Safer handguns could be a reality

Smart guns: Technology, law needed to prevent accidental shooting tragedies.

February 18, 2000

PREVENTING firearms accidents is not equivalent to a ban on handguns. Developing the technology to make guns safer is not science fiction.

Requiring that handguns be sold with built-in locks and, eventually, with a user-ID system to activate their use is a goal that responsible citizens should endorse. Maybe not the details or the ambitious deadlines advanced by Gov. Parris Glendening in his campaign to require "smart guns" that can only be fired by a single owner. But certainly the objectives.

The impetus for such safety devices is mounting: President Clinton has earmarked $10 million for that research and Colt's Manufacturing Co. in Connecticut is developing a better gun lock.

Here in Maryland, Mr. Glendening has committed $3 million for smart-gun research by handgun maker Beretta USA, located in Prince George's County.

While opponents insist that the microchip ID technology is far from reality, major gun manufacturers are seriously taking up the challenge.

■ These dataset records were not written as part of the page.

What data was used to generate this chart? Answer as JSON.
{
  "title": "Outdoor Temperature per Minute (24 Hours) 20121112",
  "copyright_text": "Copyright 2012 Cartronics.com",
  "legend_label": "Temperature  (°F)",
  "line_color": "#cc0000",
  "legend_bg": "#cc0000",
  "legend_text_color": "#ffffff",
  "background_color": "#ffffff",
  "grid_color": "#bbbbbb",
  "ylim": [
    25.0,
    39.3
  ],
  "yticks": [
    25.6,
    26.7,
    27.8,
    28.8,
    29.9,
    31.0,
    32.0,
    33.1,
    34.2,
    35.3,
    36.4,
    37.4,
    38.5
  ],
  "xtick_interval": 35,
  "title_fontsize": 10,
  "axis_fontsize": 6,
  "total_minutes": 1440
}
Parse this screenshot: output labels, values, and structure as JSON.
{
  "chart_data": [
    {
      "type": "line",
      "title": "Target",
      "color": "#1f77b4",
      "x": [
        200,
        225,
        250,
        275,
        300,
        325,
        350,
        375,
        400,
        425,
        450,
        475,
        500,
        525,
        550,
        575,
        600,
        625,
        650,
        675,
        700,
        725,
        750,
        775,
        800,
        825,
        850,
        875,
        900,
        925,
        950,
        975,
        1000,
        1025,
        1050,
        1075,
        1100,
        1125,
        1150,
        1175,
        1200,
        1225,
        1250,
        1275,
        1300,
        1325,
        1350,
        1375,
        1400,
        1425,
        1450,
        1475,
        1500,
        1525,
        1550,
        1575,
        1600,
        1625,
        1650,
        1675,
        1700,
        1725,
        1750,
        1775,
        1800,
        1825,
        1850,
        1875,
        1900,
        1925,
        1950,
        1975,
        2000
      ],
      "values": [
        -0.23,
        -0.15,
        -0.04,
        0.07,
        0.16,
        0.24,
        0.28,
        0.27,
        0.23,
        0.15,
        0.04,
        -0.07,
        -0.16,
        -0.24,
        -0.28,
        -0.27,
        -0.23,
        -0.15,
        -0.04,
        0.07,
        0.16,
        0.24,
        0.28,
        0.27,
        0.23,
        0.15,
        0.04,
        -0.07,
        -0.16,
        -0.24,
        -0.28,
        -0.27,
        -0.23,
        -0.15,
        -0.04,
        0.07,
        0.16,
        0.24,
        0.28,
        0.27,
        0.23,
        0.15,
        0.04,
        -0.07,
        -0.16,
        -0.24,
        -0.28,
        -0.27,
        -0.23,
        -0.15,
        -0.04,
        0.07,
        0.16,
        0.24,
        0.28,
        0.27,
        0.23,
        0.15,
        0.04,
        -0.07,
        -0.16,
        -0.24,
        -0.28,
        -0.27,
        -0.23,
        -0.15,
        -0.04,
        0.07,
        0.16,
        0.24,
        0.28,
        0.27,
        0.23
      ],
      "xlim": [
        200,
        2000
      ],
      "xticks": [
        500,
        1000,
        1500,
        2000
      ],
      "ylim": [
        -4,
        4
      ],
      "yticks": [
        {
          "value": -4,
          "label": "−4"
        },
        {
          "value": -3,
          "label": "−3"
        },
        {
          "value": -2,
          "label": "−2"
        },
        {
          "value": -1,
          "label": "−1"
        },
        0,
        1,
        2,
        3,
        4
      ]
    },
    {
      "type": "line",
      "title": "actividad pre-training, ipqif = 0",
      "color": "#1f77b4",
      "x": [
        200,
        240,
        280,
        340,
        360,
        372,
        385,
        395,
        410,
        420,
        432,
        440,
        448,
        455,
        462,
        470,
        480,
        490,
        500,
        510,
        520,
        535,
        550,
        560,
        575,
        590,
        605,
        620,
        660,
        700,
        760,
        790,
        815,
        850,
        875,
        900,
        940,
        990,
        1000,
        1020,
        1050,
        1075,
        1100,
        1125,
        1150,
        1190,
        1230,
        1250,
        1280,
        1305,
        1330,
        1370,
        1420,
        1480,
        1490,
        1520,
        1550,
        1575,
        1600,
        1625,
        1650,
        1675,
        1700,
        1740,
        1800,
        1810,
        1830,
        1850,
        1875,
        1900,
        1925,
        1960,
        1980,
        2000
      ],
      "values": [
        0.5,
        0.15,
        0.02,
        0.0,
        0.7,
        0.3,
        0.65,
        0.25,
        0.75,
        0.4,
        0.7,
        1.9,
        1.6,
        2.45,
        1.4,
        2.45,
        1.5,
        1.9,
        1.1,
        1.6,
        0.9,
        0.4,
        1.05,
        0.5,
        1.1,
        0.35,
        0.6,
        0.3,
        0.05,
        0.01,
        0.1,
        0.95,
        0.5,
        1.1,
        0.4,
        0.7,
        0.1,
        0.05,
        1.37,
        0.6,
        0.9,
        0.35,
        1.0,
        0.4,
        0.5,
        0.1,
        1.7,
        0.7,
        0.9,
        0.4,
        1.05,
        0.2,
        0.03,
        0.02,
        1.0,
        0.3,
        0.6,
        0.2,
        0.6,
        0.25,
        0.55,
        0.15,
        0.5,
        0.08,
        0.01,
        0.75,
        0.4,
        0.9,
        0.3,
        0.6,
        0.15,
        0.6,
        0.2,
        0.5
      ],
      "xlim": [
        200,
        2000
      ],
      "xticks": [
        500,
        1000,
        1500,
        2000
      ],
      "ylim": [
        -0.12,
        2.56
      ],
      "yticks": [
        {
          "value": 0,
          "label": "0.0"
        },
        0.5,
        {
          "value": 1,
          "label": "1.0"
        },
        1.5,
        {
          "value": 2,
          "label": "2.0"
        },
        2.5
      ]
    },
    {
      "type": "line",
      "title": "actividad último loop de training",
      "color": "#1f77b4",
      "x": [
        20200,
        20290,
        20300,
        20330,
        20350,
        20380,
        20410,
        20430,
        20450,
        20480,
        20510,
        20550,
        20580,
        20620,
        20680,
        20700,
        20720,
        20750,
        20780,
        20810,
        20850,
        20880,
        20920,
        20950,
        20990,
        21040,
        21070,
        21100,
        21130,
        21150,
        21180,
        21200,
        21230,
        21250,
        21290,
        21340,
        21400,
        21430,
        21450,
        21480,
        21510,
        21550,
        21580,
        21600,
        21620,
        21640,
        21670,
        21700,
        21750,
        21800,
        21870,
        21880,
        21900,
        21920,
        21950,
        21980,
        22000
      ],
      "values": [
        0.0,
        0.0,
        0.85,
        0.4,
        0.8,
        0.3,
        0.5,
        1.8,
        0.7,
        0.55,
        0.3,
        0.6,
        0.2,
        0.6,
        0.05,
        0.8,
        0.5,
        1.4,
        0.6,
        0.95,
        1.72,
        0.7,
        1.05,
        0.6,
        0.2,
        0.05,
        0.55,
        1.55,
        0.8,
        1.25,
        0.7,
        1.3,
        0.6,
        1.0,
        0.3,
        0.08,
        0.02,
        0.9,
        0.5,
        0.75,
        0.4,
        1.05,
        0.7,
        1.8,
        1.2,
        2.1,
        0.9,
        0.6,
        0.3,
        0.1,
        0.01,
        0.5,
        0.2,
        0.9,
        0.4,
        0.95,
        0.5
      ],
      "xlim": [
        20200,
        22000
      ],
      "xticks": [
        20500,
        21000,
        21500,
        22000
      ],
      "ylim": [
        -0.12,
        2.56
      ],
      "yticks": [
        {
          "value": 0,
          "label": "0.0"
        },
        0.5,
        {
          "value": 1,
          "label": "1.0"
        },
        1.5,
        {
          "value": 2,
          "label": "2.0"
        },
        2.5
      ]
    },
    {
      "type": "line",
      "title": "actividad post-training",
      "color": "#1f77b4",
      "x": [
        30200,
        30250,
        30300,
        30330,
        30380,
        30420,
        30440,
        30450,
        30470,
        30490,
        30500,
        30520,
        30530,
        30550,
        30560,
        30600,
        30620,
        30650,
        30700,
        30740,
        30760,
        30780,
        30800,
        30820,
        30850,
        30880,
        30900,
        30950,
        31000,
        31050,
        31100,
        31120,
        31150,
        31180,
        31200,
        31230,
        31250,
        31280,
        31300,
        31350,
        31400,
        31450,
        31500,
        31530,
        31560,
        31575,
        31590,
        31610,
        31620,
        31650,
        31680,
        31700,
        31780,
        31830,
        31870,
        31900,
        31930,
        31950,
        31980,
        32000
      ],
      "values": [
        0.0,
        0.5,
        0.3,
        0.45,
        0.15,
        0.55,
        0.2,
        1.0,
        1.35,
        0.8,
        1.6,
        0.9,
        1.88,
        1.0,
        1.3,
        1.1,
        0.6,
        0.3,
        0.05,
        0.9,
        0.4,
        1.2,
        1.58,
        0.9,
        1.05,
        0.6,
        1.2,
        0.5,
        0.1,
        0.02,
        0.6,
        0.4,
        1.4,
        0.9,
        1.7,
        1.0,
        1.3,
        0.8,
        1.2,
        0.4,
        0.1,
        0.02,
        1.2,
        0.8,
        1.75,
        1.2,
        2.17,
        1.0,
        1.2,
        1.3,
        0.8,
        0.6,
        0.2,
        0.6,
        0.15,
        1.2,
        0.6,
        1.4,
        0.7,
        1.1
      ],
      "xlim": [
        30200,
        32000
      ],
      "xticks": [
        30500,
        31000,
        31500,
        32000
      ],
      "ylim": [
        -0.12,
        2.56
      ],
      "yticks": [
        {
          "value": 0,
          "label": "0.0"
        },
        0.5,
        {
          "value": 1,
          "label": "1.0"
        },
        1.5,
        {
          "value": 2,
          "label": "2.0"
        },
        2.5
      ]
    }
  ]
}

Guns with built-in code-dial locks are already available. Microchip ID of retina prints and hand prints is an accepted security technology; there's ample motivation and experience to advance this research for handguns.

A troubling argument is that such individualized locks could prevent the use of a weapon in a self-defense emergency: A spouse could not use the firearm because it was only authorized for his wife, a registered gun-owner would not be able to react in time because of the lock.

These are legitimate questions to be addressed by policy and technology. But they don't blunt the need for safer weapons that can protect human lives, especially those of children.

Lawmakers will be challenged to come up with specific, understandable legal language that can be enforced. Exemption for police officers is a sticky point. So is the added cost of a handgun. And hundreds of thousands of guns without any locks will remain in circulation.

Given the lapses in the gun-purchase background check system, it's clear that legislation alone does not guarantee compliance. Nor can technology completely substitute for cautious, safe, responsible use (and storage) of these deadly weapons.